Back home now after Semantic Technologies 2007. It was a good few days, instructive on different levels. The two Jena sessions I facilitated went reasonably well from my point of view, despite a rather shaky start to the tutorial (I was nervous, and the preparation I thought I'd done enough of turned out to be insufficient ... I'll know better next time). I've yet to receive formal feedback from the conference organizers, which I'd expect to come in the next few weeks. The delegates are asked to fill-in evaluations for each session.

This was my second year at ST, and both times it was a very well organized event. The days were perhaps a little on the long side. Sessions started at 8.00 or earlier, and continued to around 6 pm. On the plus side there were lots of breaks, which was a good chance to meet and mingle. The venue (Fairmont Hotel) is very nice and the food was actually quite good.

The conference sessions I attended were a little mixed, but included some very good talks. It's interesting contrasting this conference, which essentially has a business orientation, with the more academic conferences like ISWC. The style of presentation is different, lacking the organising pattern of 'problem-hypothesis-solution-validation' but not necessarily worse for that. I also think that I missed some good talks (there were eight parallel tracks): somehow I need to get better at mining good candidates out of the conference programme. The talks were generally longer than the common academic pattern of twenty-minutes-plus-five-for-questions which had an interesting effect: most presenters left lots of time for questions. These question sessions were often the best bits of the talks.

There was a trade show too, with (at a guess) around 25 exhibitors from large companies (Oracle) to small one-or-two person outfits. Lots of tools, including ontology development (e.g. TopBraid Composer, SandPiper) and semantic application development (Metatomix, TopBraid). Quite a few approaches to extracting structured semantics from unstructured text sources. Being a geek technically-minded person, I gravitated towards the more techy-looking stands. The good ones were very good at explaining their pitch, while at others (who shall be nameless) I met some marketing person with that rabbit-in-the-headlights smile who answered all my questions with "you need to talk to the technical guy". Sigh. Overall I think the trade-show was larger and more active than last year. There was some very good technology and tools, but no applications that made my jaw drop. Or even hinge downwards a bit.

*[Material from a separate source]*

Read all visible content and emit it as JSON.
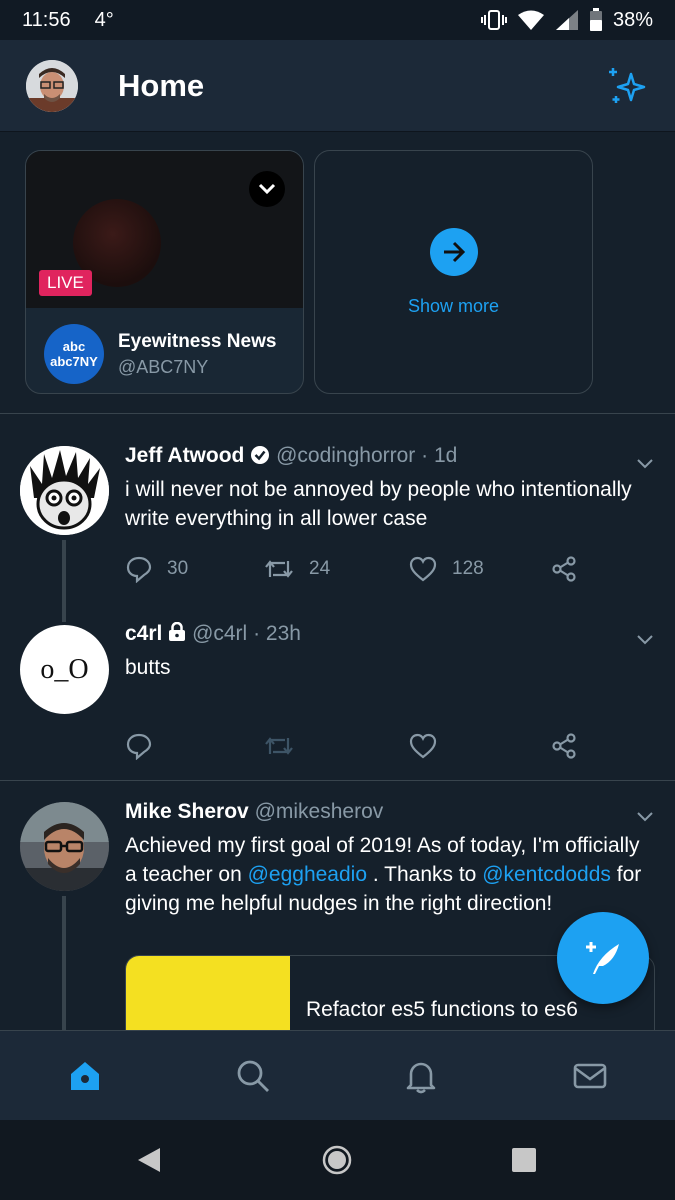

There were several panel sessions, one of which I missed most of due to illness. On the whole, they were well organized but not very informative. I think they made a mistake in making the panels too large, which meant that each panelist had too little time to develop much of a theme. The investors and analysts panel was especially disappointing: I didn't get much insight there at all. I had been looking forward to hearing Nova Spivack speak, but he didn't get much air-time from the moderator and didn't say anything about Radar Networks except "we're in stealth mode".

Would I go again? Yes. Let's hope Wilshire invite me back next year!

1 comment:

Taylor said...

I think we met the same "you need to talk to the technical guy" person. That actually happened at two booths and left me puzzled, ie, what is the point of sending them out?

Once home I downloaded several of the tools, and topbraid seems to be the best, although I wasn't surprised to see the travel ontology with classifications for "relaxation". So naive! In practice you quickly realize what's relaxing to one person is over the top adventurous for another.